Especially when I go shopping with a five-pound toy poodle
I have a love/hate relationship with self-checkout machines. Somehow, I always, but always need help.
Does that mean I’ve thrown in the towel, madly waving a white flag, determined that I will never again approach one of those machines that look like a robot from Star Wars? A buddy to Artoo?
Not. I still try.
My favorite corner pharmacy had tightened its belt. Instead of three friendly checkout cashiers, there is one, but they installed two self-checkouts.
I’d named the self-help checkouts Walter and James. My first encounter with Walter did not end well.
My husband suffered from a horrendous cold, coughing and hacking for the first team, and I stopped for a remedy.
I bought a bottle of cough syrup. It was the only item in my basket, so I headed over to say hi to Walter.
I swiped the bar code on my cough mixture, my sole purchase for the day. Without apologizing, Walter told me –
Restricted item, authorization required
A specific ingredient was the problem. I needed help.
A friendly assistant trotted over and swiped her magic key. All was well. As a senior, it would appear I could buy cough syrup. The machine had failed to register the color of my hair.
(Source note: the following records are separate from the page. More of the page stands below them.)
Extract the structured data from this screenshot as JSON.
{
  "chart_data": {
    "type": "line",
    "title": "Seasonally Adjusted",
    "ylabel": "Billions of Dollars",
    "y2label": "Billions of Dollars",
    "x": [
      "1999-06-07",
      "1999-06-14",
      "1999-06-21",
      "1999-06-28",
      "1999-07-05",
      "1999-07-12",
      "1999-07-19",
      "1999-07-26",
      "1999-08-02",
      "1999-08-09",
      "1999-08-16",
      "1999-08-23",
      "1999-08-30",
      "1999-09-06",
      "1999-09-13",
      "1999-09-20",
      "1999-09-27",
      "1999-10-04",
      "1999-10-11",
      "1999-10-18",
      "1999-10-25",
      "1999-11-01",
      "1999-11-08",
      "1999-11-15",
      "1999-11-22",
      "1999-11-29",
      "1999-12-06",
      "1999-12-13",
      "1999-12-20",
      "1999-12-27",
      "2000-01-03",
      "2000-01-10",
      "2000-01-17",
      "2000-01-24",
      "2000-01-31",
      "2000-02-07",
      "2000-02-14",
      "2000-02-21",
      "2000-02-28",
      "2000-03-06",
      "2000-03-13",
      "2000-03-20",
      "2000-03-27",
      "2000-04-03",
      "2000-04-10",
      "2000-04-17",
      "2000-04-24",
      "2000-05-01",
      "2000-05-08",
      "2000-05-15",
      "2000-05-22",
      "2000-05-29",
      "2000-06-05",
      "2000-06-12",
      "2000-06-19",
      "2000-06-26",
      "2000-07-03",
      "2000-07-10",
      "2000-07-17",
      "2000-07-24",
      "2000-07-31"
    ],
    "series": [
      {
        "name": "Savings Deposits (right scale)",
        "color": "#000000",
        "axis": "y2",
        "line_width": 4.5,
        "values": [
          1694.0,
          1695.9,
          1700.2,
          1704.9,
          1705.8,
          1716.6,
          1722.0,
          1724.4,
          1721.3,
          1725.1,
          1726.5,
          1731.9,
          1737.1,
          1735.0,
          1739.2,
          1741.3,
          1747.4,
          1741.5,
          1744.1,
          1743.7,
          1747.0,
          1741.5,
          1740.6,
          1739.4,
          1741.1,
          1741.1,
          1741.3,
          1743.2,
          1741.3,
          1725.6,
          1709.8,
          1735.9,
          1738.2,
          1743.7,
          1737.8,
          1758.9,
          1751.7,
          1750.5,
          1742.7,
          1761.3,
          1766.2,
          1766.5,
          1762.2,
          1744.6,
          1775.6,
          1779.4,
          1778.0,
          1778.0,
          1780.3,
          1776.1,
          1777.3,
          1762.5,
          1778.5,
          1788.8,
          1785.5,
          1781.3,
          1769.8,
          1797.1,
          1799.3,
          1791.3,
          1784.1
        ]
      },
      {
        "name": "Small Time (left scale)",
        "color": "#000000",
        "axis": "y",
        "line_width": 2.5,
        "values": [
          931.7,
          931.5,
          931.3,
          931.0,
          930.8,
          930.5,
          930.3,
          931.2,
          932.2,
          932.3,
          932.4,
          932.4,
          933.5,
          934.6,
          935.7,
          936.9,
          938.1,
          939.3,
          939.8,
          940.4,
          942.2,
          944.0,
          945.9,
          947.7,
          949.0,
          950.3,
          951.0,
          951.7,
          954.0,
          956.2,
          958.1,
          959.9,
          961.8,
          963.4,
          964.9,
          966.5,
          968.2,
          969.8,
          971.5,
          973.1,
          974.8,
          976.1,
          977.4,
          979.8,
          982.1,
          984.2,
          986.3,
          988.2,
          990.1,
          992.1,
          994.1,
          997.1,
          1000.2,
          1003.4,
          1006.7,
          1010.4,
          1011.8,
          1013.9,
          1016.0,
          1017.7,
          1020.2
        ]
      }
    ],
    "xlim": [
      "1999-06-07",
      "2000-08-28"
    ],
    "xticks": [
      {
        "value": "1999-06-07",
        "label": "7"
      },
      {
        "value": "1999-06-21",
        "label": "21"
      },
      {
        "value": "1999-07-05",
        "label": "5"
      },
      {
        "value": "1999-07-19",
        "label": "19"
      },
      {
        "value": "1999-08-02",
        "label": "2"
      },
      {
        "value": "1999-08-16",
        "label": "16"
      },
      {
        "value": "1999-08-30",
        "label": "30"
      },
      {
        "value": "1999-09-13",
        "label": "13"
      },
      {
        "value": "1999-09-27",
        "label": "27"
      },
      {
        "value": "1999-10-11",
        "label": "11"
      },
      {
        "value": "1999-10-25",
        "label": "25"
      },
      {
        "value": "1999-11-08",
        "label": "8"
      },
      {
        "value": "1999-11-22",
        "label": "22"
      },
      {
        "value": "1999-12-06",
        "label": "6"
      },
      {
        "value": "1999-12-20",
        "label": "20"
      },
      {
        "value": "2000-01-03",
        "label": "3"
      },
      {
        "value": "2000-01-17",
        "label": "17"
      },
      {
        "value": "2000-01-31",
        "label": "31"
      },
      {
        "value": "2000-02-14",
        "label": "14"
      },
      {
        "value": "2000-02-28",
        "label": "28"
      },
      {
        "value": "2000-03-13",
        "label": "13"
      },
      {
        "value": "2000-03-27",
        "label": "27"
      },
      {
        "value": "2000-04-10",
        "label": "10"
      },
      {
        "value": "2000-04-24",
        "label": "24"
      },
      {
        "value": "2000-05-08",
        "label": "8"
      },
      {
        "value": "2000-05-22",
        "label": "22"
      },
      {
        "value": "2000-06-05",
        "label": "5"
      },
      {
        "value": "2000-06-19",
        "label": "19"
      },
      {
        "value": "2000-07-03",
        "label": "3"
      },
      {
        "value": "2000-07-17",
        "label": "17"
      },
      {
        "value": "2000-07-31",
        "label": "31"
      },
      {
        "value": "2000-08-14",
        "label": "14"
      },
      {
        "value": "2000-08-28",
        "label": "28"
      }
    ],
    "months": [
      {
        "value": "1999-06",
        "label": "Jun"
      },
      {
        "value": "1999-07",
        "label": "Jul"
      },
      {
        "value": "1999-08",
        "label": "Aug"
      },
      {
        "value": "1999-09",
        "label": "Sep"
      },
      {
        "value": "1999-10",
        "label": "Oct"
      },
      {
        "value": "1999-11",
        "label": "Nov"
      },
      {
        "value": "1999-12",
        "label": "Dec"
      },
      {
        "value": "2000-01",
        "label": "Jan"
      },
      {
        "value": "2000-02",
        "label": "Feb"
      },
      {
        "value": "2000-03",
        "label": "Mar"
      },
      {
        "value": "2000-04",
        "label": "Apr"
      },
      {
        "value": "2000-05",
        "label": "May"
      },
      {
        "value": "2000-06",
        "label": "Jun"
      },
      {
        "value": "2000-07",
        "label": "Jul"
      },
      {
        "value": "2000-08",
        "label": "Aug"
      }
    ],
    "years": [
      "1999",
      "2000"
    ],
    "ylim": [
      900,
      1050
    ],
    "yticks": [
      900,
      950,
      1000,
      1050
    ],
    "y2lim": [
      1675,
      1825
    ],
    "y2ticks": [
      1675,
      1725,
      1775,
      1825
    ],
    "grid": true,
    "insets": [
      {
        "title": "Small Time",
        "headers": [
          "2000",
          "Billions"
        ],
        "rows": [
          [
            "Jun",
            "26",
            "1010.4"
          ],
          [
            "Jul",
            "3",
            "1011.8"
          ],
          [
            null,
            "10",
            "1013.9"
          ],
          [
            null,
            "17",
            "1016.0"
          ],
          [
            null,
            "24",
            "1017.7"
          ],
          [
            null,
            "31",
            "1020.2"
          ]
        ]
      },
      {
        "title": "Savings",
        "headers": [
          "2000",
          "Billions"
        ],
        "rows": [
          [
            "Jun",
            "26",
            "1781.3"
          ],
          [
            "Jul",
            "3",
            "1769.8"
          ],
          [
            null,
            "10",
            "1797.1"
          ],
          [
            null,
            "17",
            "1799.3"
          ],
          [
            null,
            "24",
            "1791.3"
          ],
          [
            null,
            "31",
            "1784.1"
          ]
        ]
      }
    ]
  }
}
But there was more to come.
Sunday after church, I stopped in to buy Halloween candy. Buy one, get one free. What could possibly go wrong?
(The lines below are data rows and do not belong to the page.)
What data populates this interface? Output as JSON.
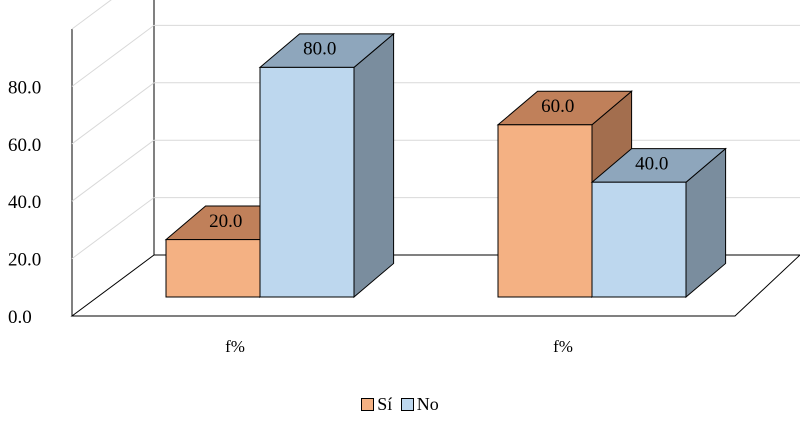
{
  "chart_data": {
    "type": "bar",
    "categories": [
      "f%",
      "f%"
    ],
    "series": [
      {
        "name": "Sí",
        "values": [
          20.0,
          60.0
        ],
        "color": "#F4B183",
        "top_color": "#C0805A",
        "side_color": "#A36E4E"
      },
      {
        "name": "No",
        "values": [
          80.0,
          40.0
        ],
        "color": "#BDD7EE",
        "top_color": "#8EA6BC",
        "side_color": "#7A8D9E"
      }
    ],
    "y_ticks": [
      "0.0",
      "20.0",
      "40.0",
      "60.0",
      "80.0"
    ],
    "ylim": [
      0,
      100
    ],
    "grid": true,
    "legend_position": "bottom",
    "three_d": true
  }
}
I swiped and swiped, and Walter said –
Help is on its way
The cashier was already standing behind me, knowing something would happen.
“What did I do now,” I asked.
“You messed with the bags.”
Am I not supposed to put anything in my cart even though the bags were slipping off the waiting area?
Next time I’ll let them slip to the floor and see what Walter will do. If he produces arms and leans over to pick them up, I‘m not returning to that pharmacy.
Some years ago, we had a fire truck roar up to our house without calling 911.
My husband burnt the toast, which set off the alarm in the fire station. Do you think he learned from that and moved the toaster? No, he said he wouldn’t burn the toast again.
But he did.
And I returned from walking the dogs to find the firetruck at our house. Again. Unasked help and much mirth on their side.
But seriously, what would we do without help?
Always and everywhere, give thanks for the fact that help is available.
Peanut goes shopping
This past summer, I rescued a five-pound toy poodle who goes with me wherever possible. Peanut, the poodle, has his baby pouch secured crisscross behind my back, and he sits upright on my chest in kangaroo fashion. Cutie patootie, little legs, and head peeking out of the pouch.
This day I was in a particular hurry. Only one cashier was working, and she had a long waiting line. I would help myself.
I only had five items, and after checking that each one had a clear bar code, I headed to rendezvous with James. I believe in spreading the love.
Right. It went well, and then it didn’t. James froze up and told me –
Help is on its way
I stared at the screen in disbelief. A little square man with something that looked like a bullet-proof vest around his chest stared back at me.
I swore quietly. These were infernal contraptions, and my relationship with them was a one-way ticket to a not-so-nice place. I reminded myself that these machines could be clumped with the demons in Romans 8:38–39 and that I was under attack.
It had to be a mistake. I tried swiping again. And again.
Help is on its way
Nope, James did not change his mind, and the little man with the bullet-proof-vest stayed put.
I checked my watch. I was going to be so late. The attendant arrives, smiles, and apologizes for the delay (I love people like that.) I smile, apologize for being a doofus, stand aside, and with niceties out of the way, she whips out her magic key and swipes my final item.
The little man with the bulletproof vest disappears. James happily accepts my payment. I’m reminded to pick up my shopping from the bagging area and do so. This time it had not made its way to the floor.
Shaking my head at the vagaries of self-checkout, the light bulb moment came as I stepped away from my Nemesis. Pooch in Pouch did not have a bar code. When I leaned over to remove my shopping from the main plate, Pooch in Pouch registered but had no code. James rightly did not recognize him as an item.
And that little man with the bulletproof vest was a mirror image of yours truly with my dog swinging from my shoulders.